Tuesday, January 26, 2010

Do it. Find the fun.

My incredible friend Laura Vandal Chancey gave me a little ceramic dinosaur she had painted green that has sat on my desk ever since. In the course of my numerous moves throughout 2009 the dinosaur has received a few knicks and scratches. I think I kind of like it (I just changed my mind completely right then. I just wrote "I don't like that" right before I erased it and wrote "I think I kind of like it")... gives him character and some little battle scars. He's so tough.

I'm currently writing this post to avoid going to the gym to run. Maybe I'll run after work tonight. High unlikely, but I guess it's possible.
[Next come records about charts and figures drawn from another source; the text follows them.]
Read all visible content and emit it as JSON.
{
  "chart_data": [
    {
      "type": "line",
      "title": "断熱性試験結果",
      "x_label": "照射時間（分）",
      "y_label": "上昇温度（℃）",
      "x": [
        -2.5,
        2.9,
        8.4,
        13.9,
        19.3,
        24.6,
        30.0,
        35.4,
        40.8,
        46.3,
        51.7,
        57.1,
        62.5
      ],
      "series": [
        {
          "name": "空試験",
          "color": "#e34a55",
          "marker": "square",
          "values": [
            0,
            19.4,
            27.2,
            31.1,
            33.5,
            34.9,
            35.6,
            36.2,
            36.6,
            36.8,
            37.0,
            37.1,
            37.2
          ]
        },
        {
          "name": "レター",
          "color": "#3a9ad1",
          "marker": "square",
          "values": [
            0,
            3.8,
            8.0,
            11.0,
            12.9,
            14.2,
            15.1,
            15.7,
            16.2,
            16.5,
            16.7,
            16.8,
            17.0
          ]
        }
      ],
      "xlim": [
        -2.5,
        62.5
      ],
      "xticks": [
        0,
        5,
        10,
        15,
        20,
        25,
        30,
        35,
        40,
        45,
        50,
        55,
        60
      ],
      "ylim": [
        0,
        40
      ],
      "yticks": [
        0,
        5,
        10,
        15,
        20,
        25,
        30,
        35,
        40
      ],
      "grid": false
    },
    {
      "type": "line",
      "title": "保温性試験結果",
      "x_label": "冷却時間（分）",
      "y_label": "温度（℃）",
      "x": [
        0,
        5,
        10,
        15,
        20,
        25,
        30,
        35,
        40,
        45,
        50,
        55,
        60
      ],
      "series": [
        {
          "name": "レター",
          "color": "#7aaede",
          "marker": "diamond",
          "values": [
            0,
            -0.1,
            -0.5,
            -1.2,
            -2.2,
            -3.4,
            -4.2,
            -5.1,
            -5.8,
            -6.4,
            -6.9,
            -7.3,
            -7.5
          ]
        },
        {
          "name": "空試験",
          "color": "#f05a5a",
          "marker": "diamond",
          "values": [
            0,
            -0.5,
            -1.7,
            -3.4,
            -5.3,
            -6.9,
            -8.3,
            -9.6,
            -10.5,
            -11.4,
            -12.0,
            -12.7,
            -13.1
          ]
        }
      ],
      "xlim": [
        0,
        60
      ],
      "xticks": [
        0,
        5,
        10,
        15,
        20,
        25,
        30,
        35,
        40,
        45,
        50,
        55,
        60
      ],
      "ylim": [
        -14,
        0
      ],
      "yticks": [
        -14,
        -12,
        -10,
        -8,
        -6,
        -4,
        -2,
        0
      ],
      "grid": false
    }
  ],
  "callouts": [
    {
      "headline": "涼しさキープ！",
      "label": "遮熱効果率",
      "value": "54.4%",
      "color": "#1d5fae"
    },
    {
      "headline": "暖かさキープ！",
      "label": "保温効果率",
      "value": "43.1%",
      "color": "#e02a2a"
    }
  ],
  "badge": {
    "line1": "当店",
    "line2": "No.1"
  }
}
Thinking about me changing my mind about my thoughts on the dinosaur scars made me start thinking about change and my life. Growing up, I always thought that I was someone who absolutely hated change. I use to cry when my parents even talked about moving away from Huntsville when we lived there because I so hated the idea of change. I'm beginning to realize that while I hate change in some areas of life, I require change and even seek it in other areas. This trait has become more and more evident in the past couple years when looking at my multiple jobs and living situations. And looking back at my life I see how often I sought out change while holding fast to the familiar in specific areas. I think the familiar that I held onto was relationships. I never wanted to lose any relationship, and my resistance to moving was really my resistance to losing relationships. Friendships. The familiarity and comfort of having people know who you are and you know them even if the activities of life around you are constantly changing is nice.
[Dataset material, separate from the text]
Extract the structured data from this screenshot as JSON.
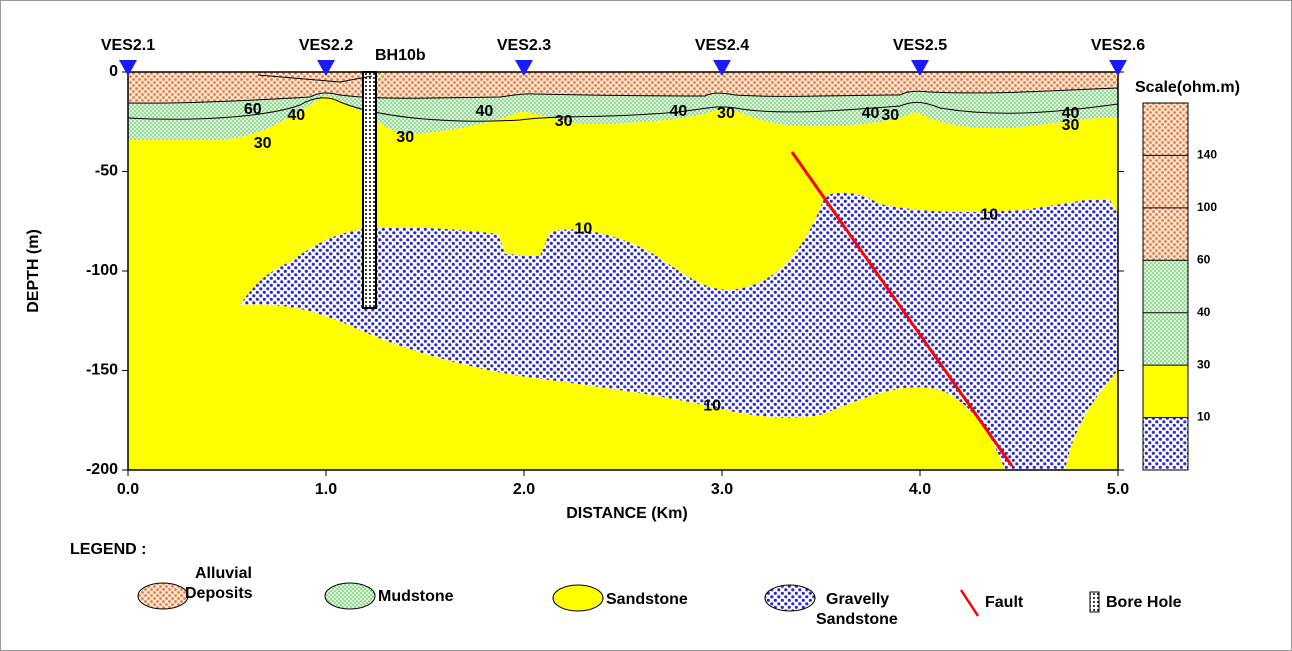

My tendency towards change regarding activities in life may be my desire to do everything that I enjoy, and as you get older you kind of have to choose what you want to do specifically (something that I definitely have a problem doing) so I just jump from one thing to another that interests me. Hmmm... this seems highly likely.

When I was young I used to draw all the time. Usually it was houses or theme parks. I would also sing constantly and act and sing in plays at church. I'd go diving at the pool or flip around in our front yard. I would play with k-nex for hours or just go outside and explore. I even loved going to school. I didn't miss a single day for something like 8 years in a row, because I wanted to be there. I loved having fun... all the time. And I was good at having fun. Really good.

I don't think much has changed, and I think I'm trying to figure out if it has to change. Can life remain fun forever, or does there come a point where we have so much responsibility and pressure on us that we're no longer able to have fun doing whatever it is we're doing? Is there a way to continue living a meaningful and impacting life while enjoying it fully? I sure hope so.

I do realize that not everything in life is going to be "fun." Much of life is difficult, and we have to work hard through things we don't particularly like in order to accomplish goals. But can't you have fun in the difficult, or is that just attempting the impossible?

I might seem flaky and disconnected from reality at this point, and maybe I am. I don't know. I just feel like we have the ability to live with so much joy, and we often (me included) allow the difficulties of life to steal our fun. Life is hard, yes. But the joy of going through life with Christ and experiencing what He has laid before us to enjoy is so much fun. So I'm gonna do it. I'm gonna have fun.

Did this post make any sense? I kind of rambled. Sorry if its completely incoherent.